Koalition will Schröders Büro und Mitarbeiter streichen

18.05.2022 SPD, Grüne und FDP streichen die Sonderrechte von Altkanzler Gerhard Schröder drastisch zusammen: Der SPD-Politiker soll sein Büro und seine Mitarbeiter verlieren. Das verbliebene Personal solle die Aufgaben des Büros abwickeln und anschließend anderweitige Aufgaben übernehmen, heißt es im Antrag der Ampel-Koalition für den Haushaltsausschuss, der am Donnerstag beschlossen werden soll. Mehrere Medien hatten zuvor darüber berichtet. Sein Ruhegehalt und den Personenschutz soll Schröder behalten dürfen.

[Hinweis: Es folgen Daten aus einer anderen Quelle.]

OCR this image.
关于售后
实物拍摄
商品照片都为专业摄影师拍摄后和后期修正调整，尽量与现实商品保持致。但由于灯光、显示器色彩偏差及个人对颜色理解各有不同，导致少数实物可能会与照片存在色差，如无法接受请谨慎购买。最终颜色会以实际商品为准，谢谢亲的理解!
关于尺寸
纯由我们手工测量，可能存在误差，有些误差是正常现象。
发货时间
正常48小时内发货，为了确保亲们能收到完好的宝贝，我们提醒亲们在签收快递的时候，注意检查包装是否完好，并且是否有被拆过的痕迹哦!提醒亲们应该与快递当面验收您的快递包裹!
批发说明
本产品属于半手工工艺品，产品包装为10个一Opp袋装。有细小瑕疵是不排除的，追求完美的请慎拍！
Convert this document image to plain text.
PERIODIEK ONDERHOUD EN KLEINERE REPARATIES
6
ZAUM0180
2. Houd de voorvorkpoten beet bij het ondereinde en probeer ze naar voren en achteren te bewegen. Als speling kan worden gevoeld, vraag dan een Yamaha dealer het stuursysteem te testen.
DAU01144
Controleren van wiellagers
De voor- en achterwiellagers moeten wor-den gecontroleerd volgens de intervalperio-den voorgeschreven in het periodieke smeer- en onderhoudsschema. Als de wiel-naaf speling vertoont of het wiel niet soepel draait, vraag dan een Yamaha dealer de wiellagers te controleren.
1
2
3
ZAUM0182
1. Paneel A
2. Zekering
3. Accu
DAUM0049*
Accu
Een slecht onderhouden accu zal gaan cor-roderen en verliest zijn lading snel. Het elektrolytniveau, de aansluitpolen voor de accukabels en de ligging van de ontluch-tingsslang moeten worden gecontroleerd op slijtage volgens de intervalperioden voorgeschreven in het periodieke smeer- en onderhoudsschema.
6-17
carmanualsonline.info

Altkanzler Gerhard Schröder (SPD) bei einer Anhörung im Wirtschaftsausschuss des Bundestags. © Kay Nietfeld/dpa/Archivbild

Damit geht die Koalition nicht ganz so weit wie die Union, die Schröder wegen seiner Russland-Kontakte zusätzlich das Ruhegehalt streichen will. Schröder schade dem internationalen Ansehen Deutschlands, hatte die Union dies begründet. Er habe sich trotz des Ukraine-Kriegs noch immer nicht vom russischen Präsidenten Wladimir Putin distanziert und halte auch an seinen Posten in verschiedenen russischen Energieunternehmen fest.

Die Ampel-Koalitionäre begründen die Streichung von Schröders Privilegien offiziell nicht mit dessen Haltung zu Russland und Putin. Das soll den Beschluss weniger angreifbar machen. Stattdessen fordern sie die Bundesregierung auf sicherzustellen, dass die Amtsausstattung ehemaliger Bundeskanzlerinnen und Bundeskanzler «nach den fortwirkenden Verpflichtungen aus dem Amt erfolgt und nicht statusbezogen». Man stelle fest, dass Schröder keine Verpflichtungen aus seiner Zeit als Bundeskanzler mehr wahrnehme. Damit werden auch Maßstäbe etwa für Ex-Kanzlerin Angela Merkel gesetzt.

Schröder war von 1998 bis 2005 Bundeskanzler. Danach übernahm er Aufgaben unter anderem für die Pipeline-Gesellschaft Nord Stream, die russische Gazprom und den Energiekonzern Rosneft. Weil er sich davon nach Kriegsbeginn nicht distanzierte, forderte ihn die SPD-Spitze zum Parteiaustritt auf. Es gibt auch Anträge auf einen Parteiausschluss.